At 07:26 PM 5/20/00 +0000, Crispin Cowan wrote:

    >> > Now reverse the situation: if capital for Linux startups
    >> > dries up and blows away, who will survive?  The companies
    >> > with the biggest revenue streams.

And Michael Olson:

    >> Wow, that answer took me by surprise! ... The size of your
    >> revenue stream only matters when you compare it to your
    >> expenses.

>>>>> "shap" == Jonathan S Shapiro <> writes:

    shap> I agree with the point, but it's not always correct.

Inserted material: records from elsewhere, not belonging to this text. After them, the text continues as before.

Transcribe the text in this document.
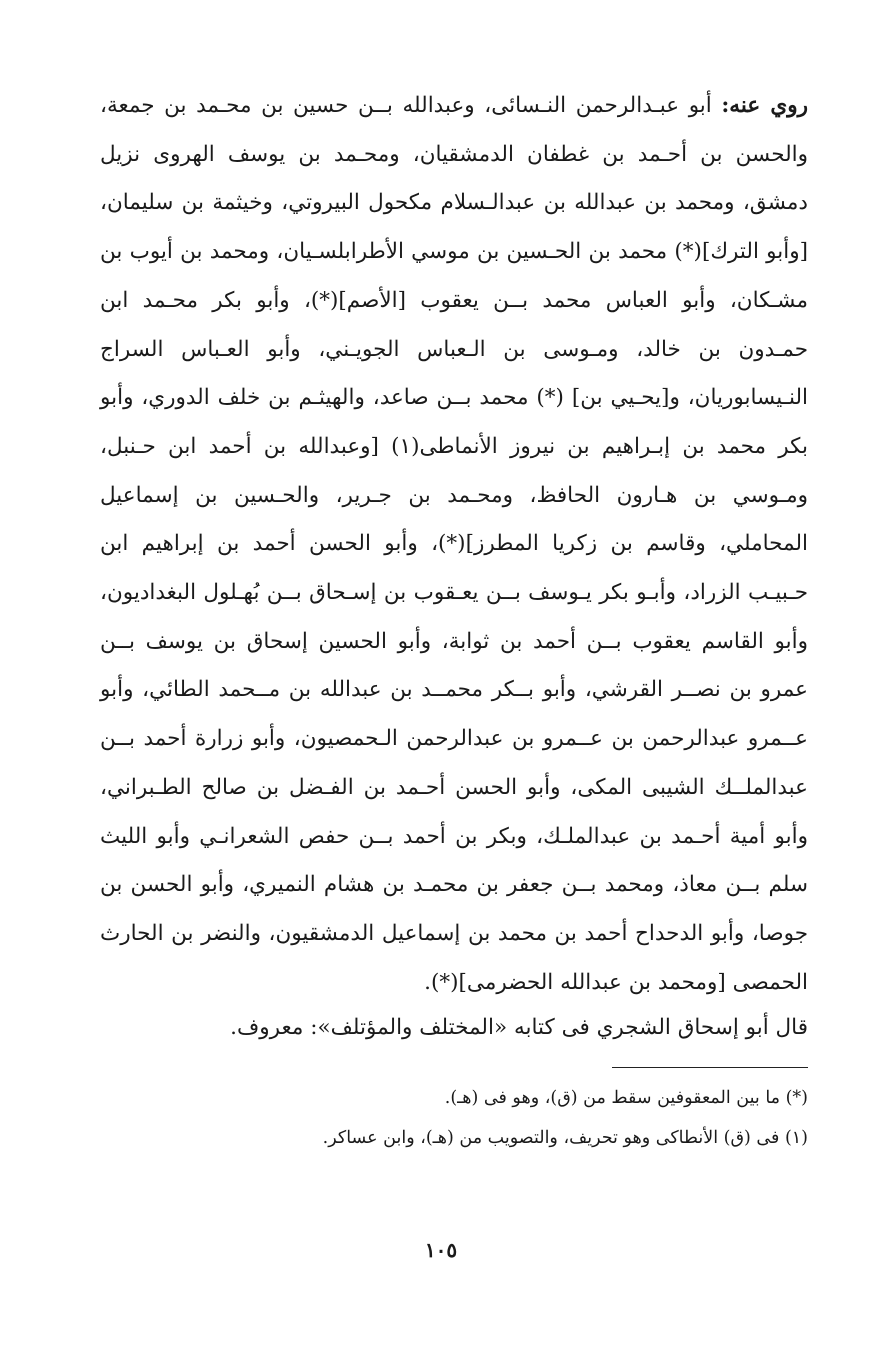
روي عنه: أبو عبـدالرحمن النـسائى، وعبدالله بــن حسين بن محـمد بن جمعة، والحسن بن أحـمد بن غطفان الدمشقيان، ومحـمد بن يوسف الهروى نزيل دمشق، ومحمد بن عبدالله بن عبدالـسلام مكحول البيروتي، وخيثمة بن سليمان، [وأبو الترك](*) محمد بن الحـسين بن موسي الأطرابلسـيان، ومحمد بن أيوب بن مشـكان، وأبو العباس محمد بــن يعقوب [الأصم](*)، وأبو بكر محـمد ابن حمـدون بن خالد، ومـوسى بن الـعباس الجويـني، وأبو العـباس السراج النـيسابوريان، و[يحـيي بن] (*) محمد بــن صاعد، والهيثـم بن خلف الدوري، وأبو بكر محمد بن إبـراهيم بن نيروز الأنماطى(١) [وعبدالله بن أحمد ابن حـنبل، ومـوسي بن هـارون الحافظ، ومحـمد بن جـرير، والحـسين بن إسماعيل المحاملي، وقاسم بن زكريا المطرز](*)، وأبو الحسن أحمد بن إبراهيم ابن حـبيـب الزراد، وأبـو بكر يـوسف بــن يعـقوب بن إسـحاق بــن بُهـلول البغداديون، وأبو القاسم يعقوب بــن أحمد بن ثوابة، وأبو الحسين إسحاق بن يوسف بــن عمرو بن نصــر القرشي، وأبو بــكر محمــد بن عبدالله بن مــحمد الطائي، وأبو عــمرو عبدالرحمن بن عــمرو بن عبدالرحمن الـحمصيون، وأبو زرارة أحمد بــن عبدالملــك الشيبى المكى، وأبو الحسن أحـمد بن الفـضل بن صالح الطـبراني، وأبو أمية أحـمد بن عبدالملـك، وبكر بن أحمد بــن حفص الشعرانـي وأبو الليث سلم بــن معاذ، ومحمد بــن جعفر بن محمـد بن هشام النميري، وأبو الحسن بن جوصا، وأبو الدحداح أحمد بن محمد بن إسماعيل الدمشقيون، والنضر بن الحارث الحمصى [ومحمد بن عبدالله الحضرمى](*).

قال أبو إسحاق الشجري فى كتابه «المختلف والمؤتلف»: معروف.

(*) ما بين المعقوفين سقط من (ق)، وهو فى (هـ).

(١) فى (ق) الأنطاكى وهو تحريف، والتصويب من (هـ)، وابن عساكر.

١٠٥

    shap> If you can construct a reliable float on your revenue stream
    shap> of 30 to 90 days, you can actually lose quite a lot of money
    shap> on operations and still do just fine. This is how insurance
    shap> companies make money.

It's worth pointing out that this is exactly how insurance companies
get themselves in big trouble, too.  As they do every 10-15 years; the
"insurance cycle" is a well-known phenomenon (any of the major
business magazines will drag it up as the insurance companies get into
trouble _again_...).

"Reliable float" is nearly an oxymoron.  Especially in the scenario
Crispin referred to.  If the float (or any form of surplus) goes away
for any length of time (6-12 months, say), a large revenue stream will
probably (as Crispin points out) guarantee survival---in the short
run.  But bringing cost back into line may require cannibalizing your
future, because contractual commitments to lenders, employees, and
customers exceed revenue (Crispin also pointed this out, but doesn't
seem to infer the consequence)---leaving product development as the
easiest place to cut cost.

The resulting disruption may be very hard to recover from, even when
your "float" recovers.

My feeling is that Michael's point probably applies _more_ to the
software industry than to many others, precisely because a drop in
revenue does not involve much drop in cost (since marginal costs are
so low).

University of Tsukuba                Tennodai 1-1-1 Tsukuba 305-8573 JAPAN
Institute of Policy and Planning Sciences       Tel/fax: +81 (298) 53-5091
_________________  _________________  _________________  _________________
What are those straight lines for?  "XEmacs rules."